Categories
yazılar

beyin ölümü

“bu nedenledir ki aceleyle ölen insanların suratlarında hep komik, kendinden tezat birkaç milyon ifade bulunur. sanırım.”


altı dakika.

yedi.

sekiz.

hiçbir şey yapmıyorum. tüm anılarımızın hatrına oturup bir sigara sarmış ve onun cansız bedeni yanında sükunet içerisinde oturuyorum. henüz mor devrim gerçekleşmemiş gövdesini canlı bir insandan ayırt etmek olanaksız. ne zaman mosmor kesileceğini merak ediyorum. tüm hayallerinin bir çırpıda elinden alınmış olması adil değil, diye düşünüyorum. basit bir ölümle tüm düşleri geride bırakmış olmanın hem buruk hem de tuhaf bir biçimde rahatlatıcı yüz ifadesine bürünerek son nefesini vermiş gibi duruyor. son nefes, ince hesaplarla inşa edilen gelecek ümitlerine karşı alınan bir yenilgi yanılsaması gibi karşımıza çıkadursun, esasen kendi içerisinde büyük bir boşalma ve huzura erme barındırıyor. bu nedenledir ki aceleyle ölen insanların suratlarında hep komik, kendinden tezat birkaç milyon ifade bulunur. sanırım.

dokuz.

sol eli bir orak, sağ eli bir çekiç; ruhen sosyalist bu insan toplaması dokuz dakika önce öldü. sosyalistliği politik değildi. onun inanmak istediği düş bulutlarının arasındaki toplumsal eğlence, inanışlar, sevimli ilişkiler, markette etikete bakmadan alışveriş etme imkanları gibi her insan açısından standart kabul edilen basit yaşam muhasebesiydi ve sosyal bir canlı olarak kitlelerce kabul göreceğini umarak yaşadı.

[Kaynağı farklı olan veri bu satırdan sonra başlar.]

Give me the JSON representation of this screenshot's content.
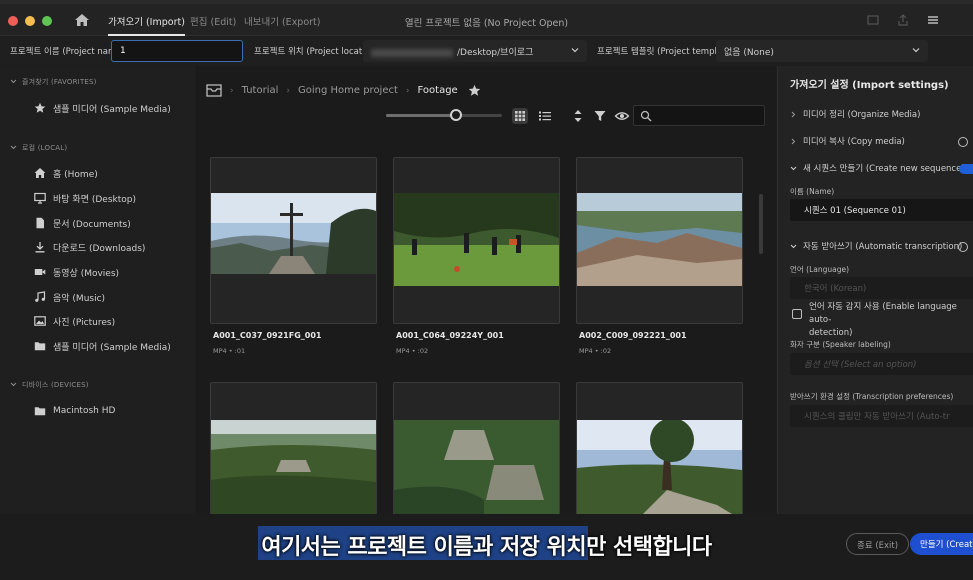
{
  "tabs": [
    {
      "label": "가져오기 (Import)",
      "active": true
    },
    {
      "label": "편집 (Edit)",
      "active": false
    },
    {
      "label": "내보내기 (Export)",
      "active": false
    }
  ],
  "window_title": "열린 프로젝트 없음 (No Project Open)",
  "project": {
    "name_label": "프로젝트 이름 (Project name)",
    "name_value": "1",
    "location_label": "프로젝트 위치 (Project location)",
    "location_value": "/Desktop/브이로그",
    "template_label": "프로젝트 템플릿 (Project template)",
    "template_value": "없음 (None)"
  },
  "sidebar": {
    "favorites_header": "즐겨찾기 (FAVORITES)",
    "favorites": [
      {
        "label": "샘플 미디어 (Sample Media)",
        "icon": "star-icon"
      }
    ],
    "local_header": "로컬 (LOCAL)",
    "local": [
      {
        "label": "홈 (Home)",
        "icon": "home-icon"
      },
      {
        "label": "바탕 화면 (Desktop)",
        "icon": "desktop-icon"
      },
      {
        "label": "문서 (Documents)",
        "icon": "document-icon"
      },
      {
        "label": "다운로드 (Downloads)",
        "icon": "download-icon"
      },
      {
        "label": "동영상 (Movies)",
        "icon": "video-icon"
      },
      {
        "label": "음악 (Music)",
        "icon": "music-icon"
      },
      {
        "label": "사진 (Pictures)",
        "icon": "picture-icon"
      },
      {
        "label": "샘플 미디어 (Sample Media)",
        "icon": "folder-icon"
      }
    ],
    "devices_header": "디바이스 (DEVICES)",
    "devices": [
      {
        "label": "Macintosh HD",
        "icon": "folder-icon"
      }
    ]
  },
  "breadcrumb": [
    "Tutorial",
    "Going Home project",
    "Footage"
  ],
  "thumbnail_size": 0.6,
  "clips": [
    {
      "name": "A001_C037_0921FG_001",
      "meta": "MP4 • :01"
    },
    {
      "name": "A001_C064_09224Y_001",
      "meta": "MP4 • :02"
    },
    {
      "name": "A002_C009_092221_001",
      "meta": "MP4 • :02"
    },
    {
      "name": "",
      "meta": ""
    },
    {
      "name": "",
      "meta": ""
    },
    {
      "name": "",
      "meta": ""
    }
  ],
  "import_settings": {
    "title": "가져오기 설정 (Import settings)",
    "organize_media": "미디어 정리 (Organize Media)",
    "copy_media": "미디어 복사 (Copy media)",
    "create_sequence": "새 시퀀스 만들기 (Create new sequence)",
    "name_label": "이름 (Name)",
    "sequence_name": "시퀀스 01 (Sequence 01)",
    "auto_transcription": "자동 받아쓰기 (Automatic transcription)",
    "language_label": "언어 (Language)",
    "language_value": "한국어 (Korean)",
    "auto_detect_line1": "언어 자동 감지 사용 (Enable language auto-",
    "auto_detect_line2": "detection)",
    "speaker_label": "화자 구분 (Speaker labeling)",
    "speaker_value": "옵션 선택 (Select an option)",
    "prefs_label": "받아쓰기 환경 설정 (Transcription preferences)",
    "prefs_value": "시퀀스의 클립만 자동 받아쓰기 (Auto-tr"
  },
  "buttons": {
    "exit": "종료 (Exit)",
    "create": "만들기 (Create)"
  },
  "subtitle": "여기서는 프로젝트 이름과 저장 위치만 선택합니다",
  "colors": {
    "accent": "#1f4fd1",
    "input_border": "#3a6fb5"
  }
}
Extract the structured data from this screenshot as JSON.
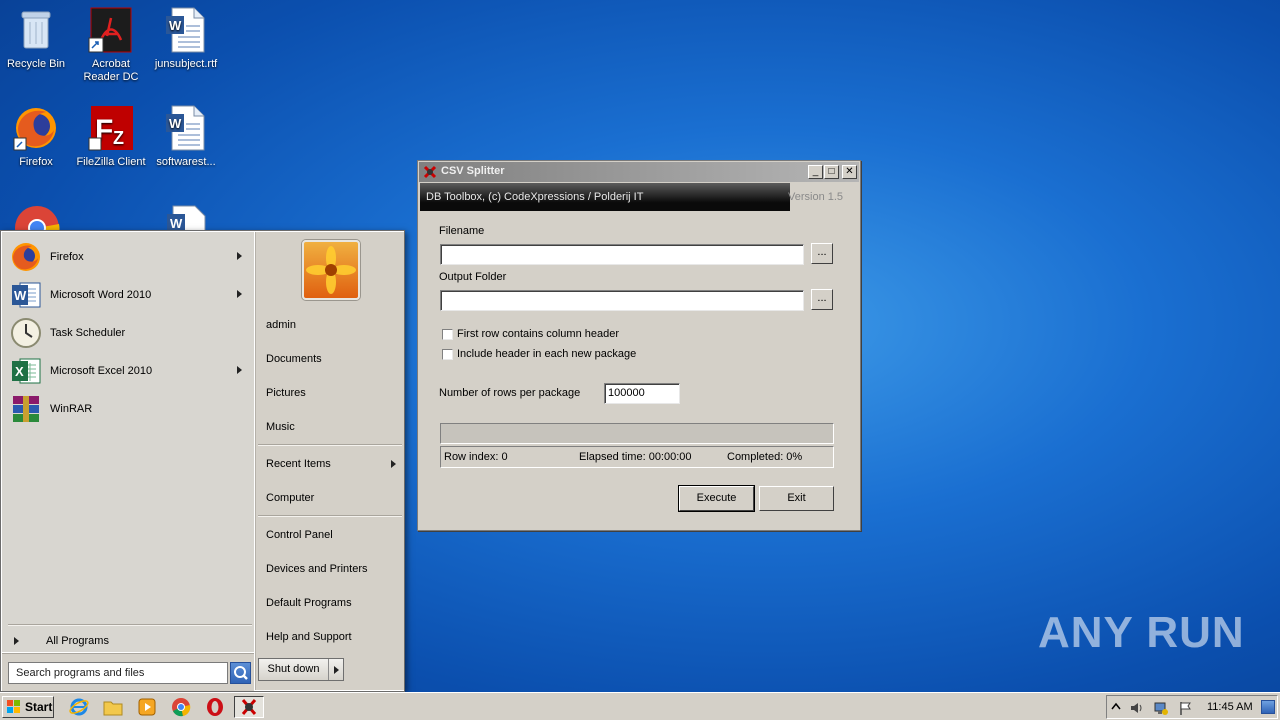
{
  "desktop": {
    "icons": [
      {
        "label": "Recycle Bin"
      },
      {
        "label": "Acrobat Reader DC"
      },
      {
        "label": "junsubject.rtf"
      },
      {
        "label": "Firefox"
      },
      {
        "label": "FileZilla Client"
      },
      {
        "label": "softwarest..."
      }
    ]
  },
  "start_menu": {
    "pinned": [
      {
        "label": "Firefox"
      },
      {
        "label": "Microsoft Word 2010"
      },
      {
        "label": "Task Scheduler"
      },
      {
        "label": "Microsoft Excel 2010"
      },
      {
        "label": "WinRAR"
      }
    ],
    "all_programs": "All Programs",
    "search_placeholder": "Search programs and files",
    "right": {
      "user": "admin",
      "documents": "Documents",
      "pictures": "Pictures",
      "music": "Music",
      "recent_items": "Recent Items",
      "computer": "Computer",
      "control_panel": "Control Panel",
      "devices_printers": "Devices and Printers",
      "default_programs": "Default Programs",
      "help_support": "Help and Support"
    },
    "shutdown": "Shut down"
  },
  "app": {
    "title": "CSV Splitter",
    "banner": "DB Toolbox, (c) CodeXpressions / Polderij IT",
    "version": "Version 1.5",
    "filename_label": "Filename",
    "filename_value": "",
    "output_label": "Output Folder",
    "output_value": "",
    "browse": "...",
    "chk_first_row": "First row contains column header",
    "chk_include_header": "Include header in each new package",
    "rows_label": "Number of rows per package",
    "rows_value": "100000",
    "progress": 0,
    "status": {
      "row_index": "Row index:  0",
      "elapsed": "Elapsed time:  00:00:00",
      "completed": "Completed:  0%"
    },
    "execute": "Execute",
    "exit": "Exit"
  },
  "taskbar": {
    "start": "Start",
    "clock": "11:45 AM"
  },
  "watermark": "ANY RUN",
  "colors": {
    "desktop_blue": "#1a6fd1",
    "window_face": "#d4d0c8"
  }
}
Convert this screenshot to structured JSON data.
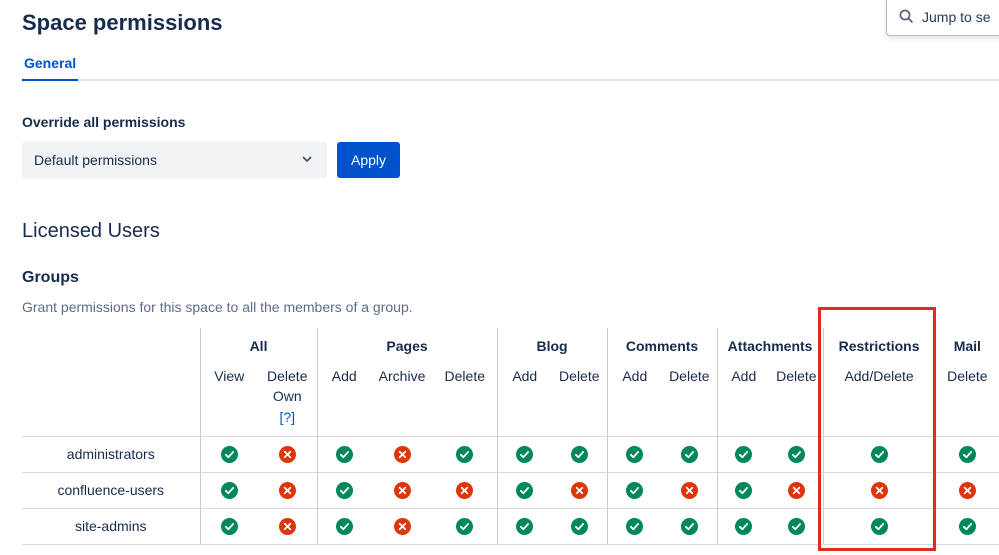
{
  "page": {
    "title": "Space permissions"
  },
  "search": {
    "icon": "search-icon",
    "text": "Jump to se"
  },
  "tabs": [
    {
      "label": "General",
      "active": true
    }
  ],
  "override": {
    "label": "Override all permissions",
    "dropdown_value": "Default permissions",
    "apply_label": "Apply"
  },
  "sections": {
    "licensed_users": "Licensed Users",
    "groups": "Groups",
    "groups_description": "Grant permissions for this space to all the members of a group."
  },
  "table": {
    "groups": [
      {
        "label": "All",
        "span": 2
      },
      {
        "label": "Pages",
        "span": 3
      },
      {
        "label": "Blog",
        "span": 2
      },
      {
        "label": "Comments",
        "span": 2
      },
      {
        "label": "Attachments",
        "span": 2
      },
      {
        "label": "Restrictions",
        "span": 1
      },
      {
        "label": "Mail",
        "span": 1
      }
    ],
    "sub_headers": [
      "View",
      "Delete Own",
      "Add",
      "Archive",
      "Delete",
      "Add",
      "Delete",
      "Add",
      "Delete",
      "Add",
      "Delete",
      "Add/Delete",
      "Delete"
    ],
    "delete_own_help": "[?]",
    "rows": [
      {
        "name": "administrators",
        "perms": [
          true,
          false,
          true,
          false,
          true,
          true,
          true,
          true,
          true,
          true,
          true,
          true,
          true
        ]
      },
      {
        "name": "confluence-users",
        "perms": [
          true,
          false,
          true,
          false,
          false,
          true,
          false,
          true,
          false,
          true,
          false,
          false,
          false
        ]
      },
      {
        "name": "site-admins",
        "perms": [
          true,
          false,
          true,
          false,
          true,
          true,
          true,
          true,
          true,
          true,
          true,
          true,
          true
        ]
      }
    ]
  },
  "icons": {
    "granted": "check-circle-icon",
    "denied": "cross-circle-icon"
  },
  "colors": {
    "granted": "#00875a",
    "denied": "#de350b",
    "accent": "#0052cc",
    "highlight": "#e02b20"
  }
}
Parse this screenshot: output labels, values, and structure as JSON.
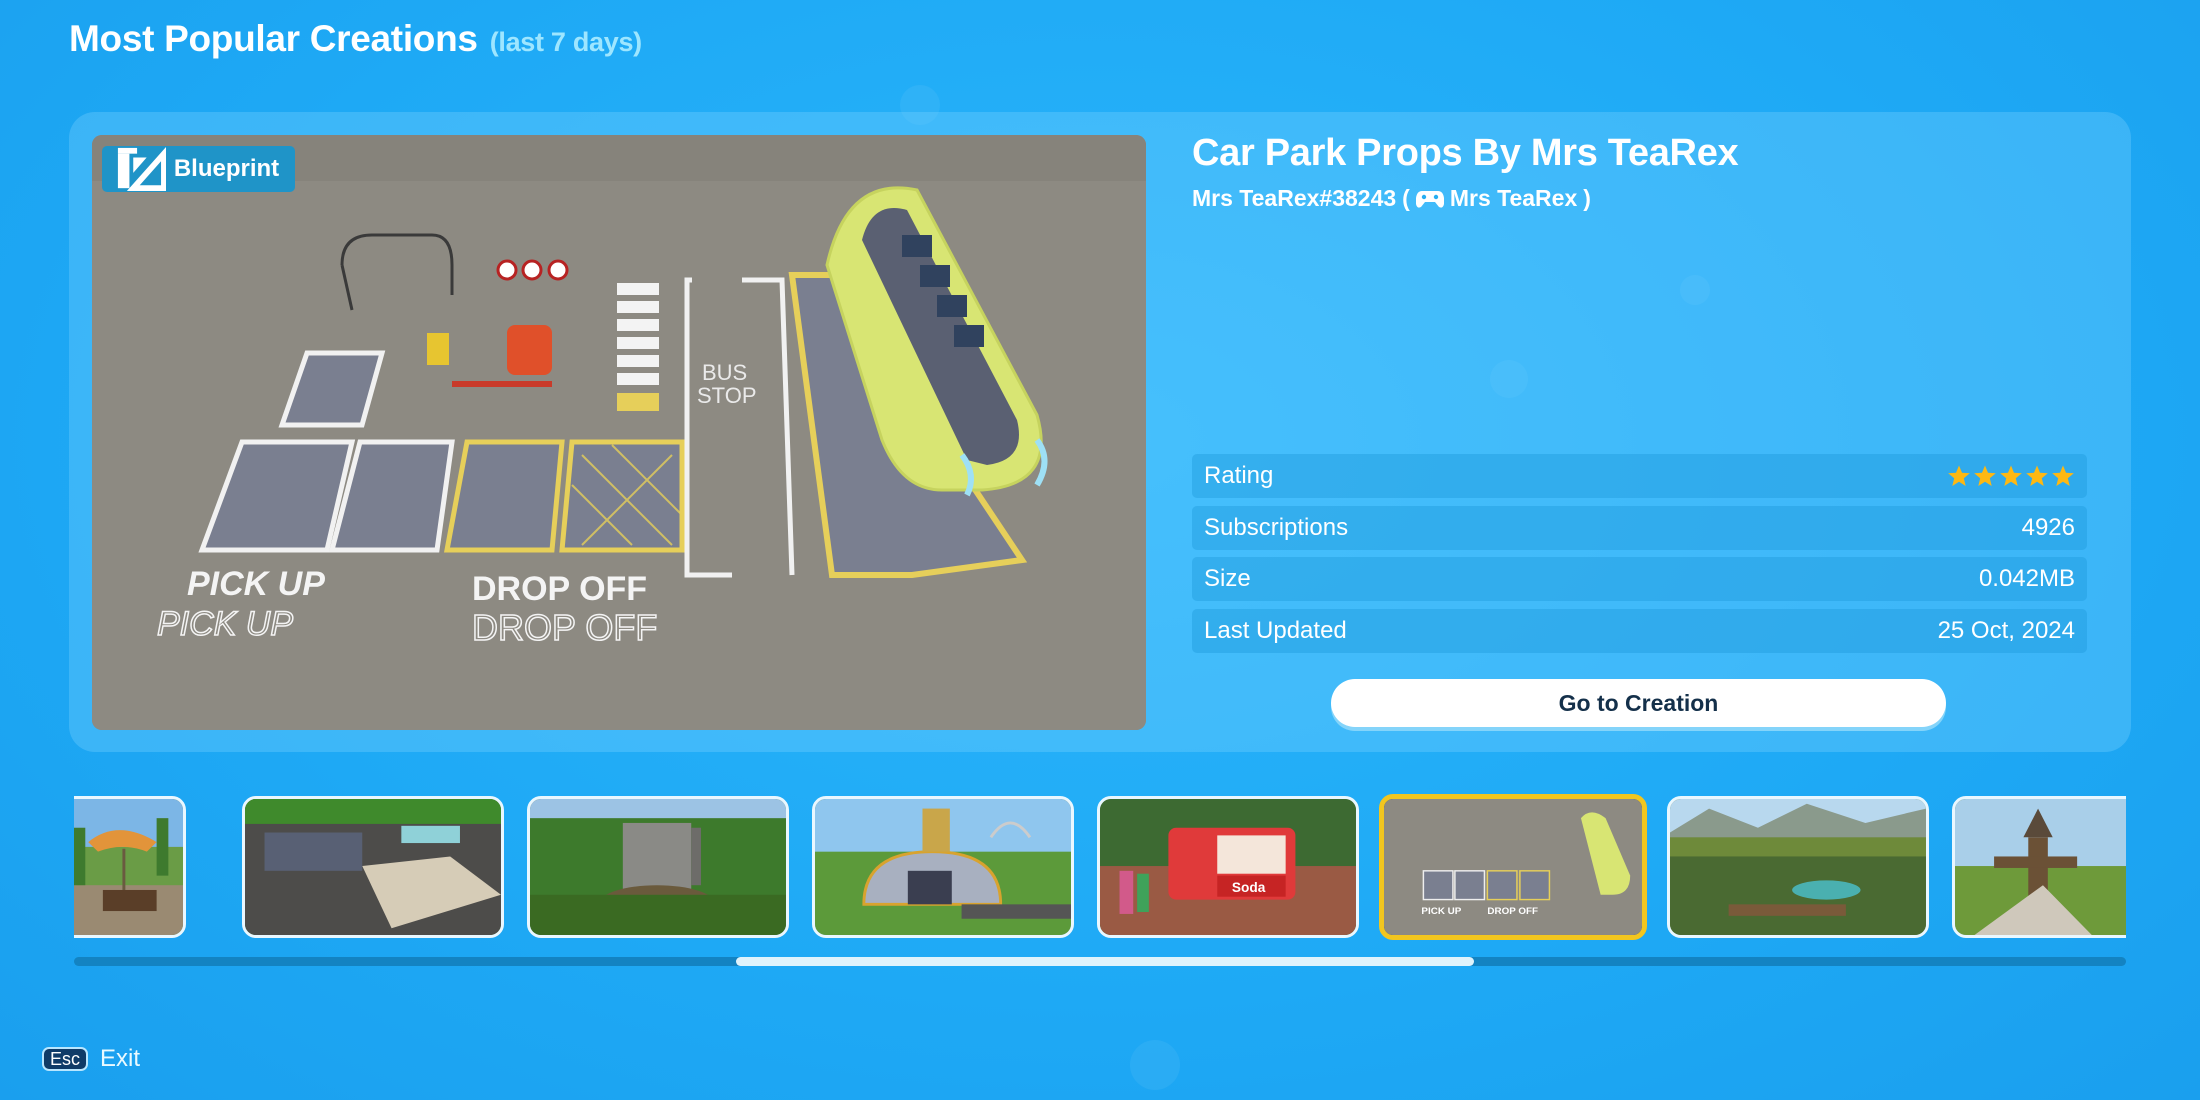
{
  "page": {
    "title": "Most Popular Creations",
    "subtitle": "(last 7 days)"
  },
  "featured": {
    "badge": {
      "icon": "blueprint-icon",
      "label": "Blueprint"
    },
    "image_alt": "Car park props: pick up / drop off markings, bus stop, speed signs, barrier, bus",
    "title": "Car Park Props By Mrs TeaRex",
    "creator_id": "Mrs TeaRex#38243",
    "creator_open": "(",
    "creator_icon": "gamepad-icon",
    "creator_name": "Mrs TeaRex",
    "creator_close": ")",
    "stats": [
      {
        "label": "Rating",
        "value": null,
        "rating": 5,
        "rating_max": 5
      },
      {
        "label": "Subscriptions",
        "value": "4926"
      },
      {
        "label": "Size",
        "value": "0.042MB"
      },
      {
        "label": "Last Updated",
        "value": "25 Oct, 2024"
      }
    ],
    "action_label": "Go to Creation"
  },
  "carousel": {
    "selected_index": 5,
    "items": [
      {
        "name": "thumb-picnic-area",
        "desc": "Picnic area with orange umbrella"
      },
      {
        "name": "thumb-parking-lot",
        "desc": "Large parking lot"
      },
      {
        "name": "thumb-castle-ride",
        "desc": "Castle with waterfall ride"
      },
      {
        "name": "thumb-coaster-station",
        "desc": "Coaster station building"
      },
      {
        "name": "thumb-soda-cart",
        "desc": "Red soda cart"
      },
      {
        "name": "thumb-car-park-props",
        "desc": "Car Park Props"
      },
      {
        "name": "thumb-mountain-park",
        "desc": "Mountain park overview"
      },
      {
        "name": "thumb-wooden-gate",
        "desc": "Wooden gate entrance"
      }
    ],
    "scroll_position": 0.36,
    "scroll_visible_fraction": 0.36
  },
  "footer": {
    "key_label": "Esc",
    "action_label": "Exit"
  },
  "colors": {
    "background": "#1ea9f5",
    "star": "#fdb813",
    "selected_border": "#f2c61f",
    "badge": "#1f94c8",
    "button_text": "#14304a"
  }
}
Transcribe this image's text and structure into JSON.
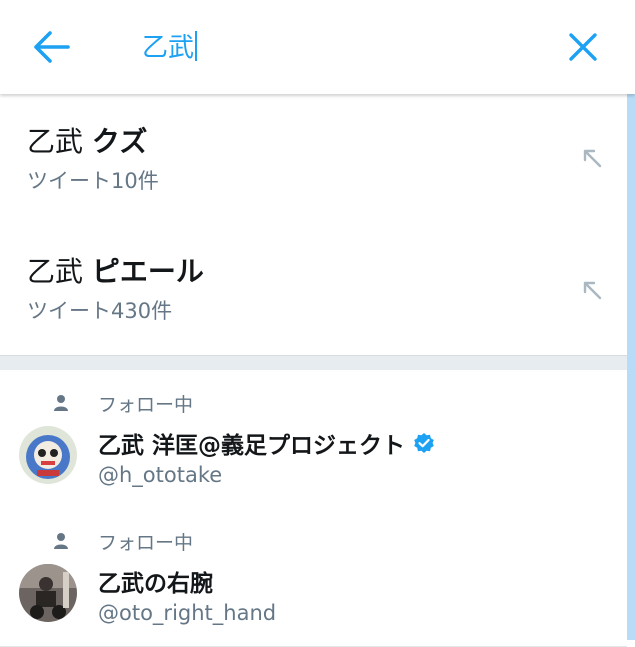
{
  "search": {
    "query": "乙武",
    "back_label": "back",
    "close_label": "clear"
  },
  "suggestions": [
    {
      "prefix": "乙武",
      "highlight": "クズ",
      "count_text": "ツイート10件"
    },
    {
      "prefix": "乙武",
      "highlight": "ピエール",
      "count_text": "ツイート430件"
    }
  ],
  "users": [
    {
      "context": "フォロー中",
      "name": "乙武 洋匡@義足プロジェクト",
      "verified": true,
      "handle": "@h_ototake"
    },
    {
      "context": "フォロー中",
      "name": "乙武の右腕",
      "verified": false,
      "handle": "@oto_right_hand"
    }
  ],
  "colors": {
    "accent": "#1da1f2",
    "secondary_text": "#657786",
    "divider": "#e6ecf0"
  },
  "icons": {
    "back": "arrow-left-icon",
    "close": "close-icon",
    "fill": "arrow-up-left-icon",
    "person": "person-icon",
    "verified": "verified-badge-icon"
  }
}
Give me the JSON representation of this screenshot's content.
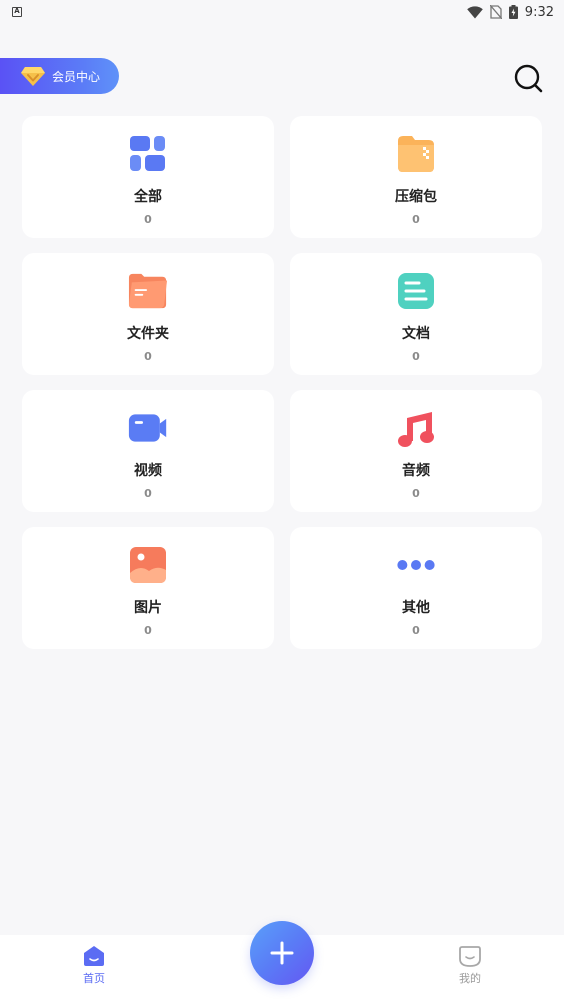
{
  "status_bar": {
    "time": "9:32",
    "left_icon": "A"
  },
  "header": {
    "vip_label": "会员中心"
  },
  "categories": [
    {
      "label": "全部",
      "count": "0",
      "icon": "grid-icon"
    },
    {
      "label": "压缩包",
      "count": "0",
      "icon": "zip-folder-icon"
    },
    {
      "label": "文件夹",
      "count": "0",
      "icon": "folder-icon"
    },
    {
      "label": "文档",
      "count": "0",
      "icon": "document-icon"
    },
    {
      "label": "视频",
      "count": "0",
      "icon": "video-icon"
    },
    {
      "label": "音频",
      "count": "0",
      "icon": "music-icon"
    },
    {
      "label": "图片",
      "count": "0",
      "icon": "image-icon"
    },
    {
      "label": "其他",
      "count": "0",
      "icon": "more-icon"
    }
  ],
  "tabbar": {
    "home_label": "首页",
    "mine_label": "我的"
  },
  "colors": {
    "accent": "#5b6cf3",
    "background": "#f7f7f9",
    "card": "#ffffff"
  }
}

yaşadı. ne acı kelime. artık yaşamıyor.

on.

yüzündeki zengin manalı binlerce ifade iyice sinirimi bozmaya başlıyor. öldün işte, yaşıyormuş gibi davranmayı bırakmalısın.

yavaşça doğrulup son bir kez bakıyorum. hoşçakal lev!

telefonum çalıyor.

-alo? merhaba! ben lev. nasıl yardımcı olabilirim?

-kataloğunuzda gördüğüm lambanın fiy…

telefonu kapatıyorum. tüm hayallerimin elimden bir telefonla alınmış olması adil değil, diye düşünüyorum.

yaşamın da hiçbir zaman adil olma kaygısı taşımadığı aklıma geliyor.

4 replies on “beyin ölümü”

“Mor devrim” 🙂 şaşırılmayacağı üzere yine çok güzel bir yazı olmuş, teşekkürler.

merhaba esin! ölümün ciddiyeti/ciddiyetsizliği üzerinde fikir edinebilmenin en iyi yolunun olabildiğince onu karıştırmak ve irdelemek olduğunu düşünüyorum. sanıyorum bu nedenle ölüm üzerinde biraz jimnastik yapmak içimden geliyor. ölümü kurcalamak demek yaşamı kurcalamak demek olabilir, zira yaşamın tüm çerçevesi bir tek ölümle ortaya çıkabiliyor. onun dışında hep ucu açık bir kavram.

epey bir süredir takipte olduğunu görmek harika. teşekkür ederim! sevgiler.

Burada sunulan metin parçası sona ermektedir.